U.S. Secretary of State Antony Blinken and Defense Secretary Lloyd Austin said their ability to come to Ukraine's capital was proof of its tenacity in forcing Moscow to abandon an assault on the capital city last month.

"In terms of Russia’s war aims, Russia has already failed and Ukraine has already succeeded," Blinken said after the visit.

Russian Foreign Minister Sergei Lavrov late on Monday said that the crisis will end with an agreement but its content will depend on the military situation, criticizing Kyiv for only imitating negotiations.

Earlier, Russia's ambassador in Washington told the United States to halt arms shipments, warning that large Western deliveries of weapons were inflaming the conflict.

The two-month-old war has killed or injured thousands, reduced towns and cities to rubble and forced over five million people to flee abroad as the biggest attack on a European state since 1945 drags on.

Russian forces were forced to pull back from the outskirts of Kyiv in the face of stiff resistance and have yet to capture any of the biggest cities.

The United States pledged $713 million in new assistance for Ukraine and other countries in the region seen as potentially vulnerable to Russian threats. The White House also warned that more sanctions against Russia were likely.

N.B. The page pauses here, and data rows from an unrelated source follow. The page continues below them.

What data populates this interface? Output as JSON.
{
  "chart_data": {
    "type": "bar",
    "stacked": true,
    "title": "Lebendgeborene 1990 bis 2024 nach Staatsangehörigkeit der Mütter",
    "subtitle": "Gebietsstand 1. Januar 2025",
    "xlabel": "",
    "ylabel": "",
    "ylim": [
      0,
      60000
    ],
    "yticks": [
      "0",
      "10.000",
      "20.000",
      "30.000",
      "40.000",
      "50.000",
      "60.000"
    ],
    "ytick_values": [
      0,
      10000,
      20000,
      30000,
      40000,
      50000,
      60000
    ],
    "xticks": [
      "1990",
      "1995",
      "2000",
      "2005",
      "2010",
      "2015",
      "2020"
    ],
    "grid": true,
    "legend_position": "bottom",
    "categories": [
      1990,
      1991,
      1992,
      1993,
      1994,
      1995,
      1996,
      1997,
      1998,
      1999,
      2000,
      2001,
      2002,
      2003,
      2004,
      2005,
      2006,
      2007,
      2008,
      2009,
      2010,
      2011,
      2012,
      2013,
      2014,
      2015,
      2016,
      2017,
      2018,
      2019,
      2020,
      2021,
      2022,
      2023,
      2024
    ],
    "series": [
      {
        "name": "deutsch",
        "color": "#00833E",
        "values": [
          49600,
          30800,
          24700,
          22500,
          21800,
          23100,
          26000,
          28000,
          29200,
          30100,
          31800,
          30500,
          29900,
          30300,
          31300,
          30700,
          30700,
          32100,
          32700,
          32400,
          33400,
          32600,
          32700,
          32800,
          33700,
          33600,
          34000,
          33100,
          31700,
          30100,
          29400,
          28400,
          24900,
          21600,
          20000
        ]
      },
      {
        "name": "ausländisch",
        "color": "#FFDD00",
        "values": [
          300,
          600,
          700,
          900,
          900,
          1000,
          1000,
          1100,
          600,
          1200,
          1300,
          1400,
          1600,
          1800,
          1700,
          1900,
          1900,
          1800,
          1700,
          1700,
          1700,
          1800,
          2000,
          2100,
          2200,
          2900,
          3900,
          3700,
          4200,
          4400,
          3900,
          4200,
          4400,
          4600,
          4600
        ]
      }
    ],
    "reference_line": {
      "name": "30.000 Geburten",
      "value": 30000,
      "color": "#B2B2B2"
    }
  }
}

An extra $322 million in military aid for Ukraine would take the total U.S. security assistance since the invasion began to about $3.7 billion, one official said.

Russian President Vladimir Putin on Monday attacked the West, saying it had failed to divide Russian society and accused it of inciting Kyiv to plan attacks on Russian journalists, in comments dismissed by Ukraine's security service.

Russia was trying to disrupt arms supplies from Kyiv's allies by bombing its rail infrastructure, Ukraine's military command said.

Russia's defence ministry said later its missiles destroyed six facilities powering the railways that were used to deliver foreign weapons to Ukrainian forces in the eastern Donbas region.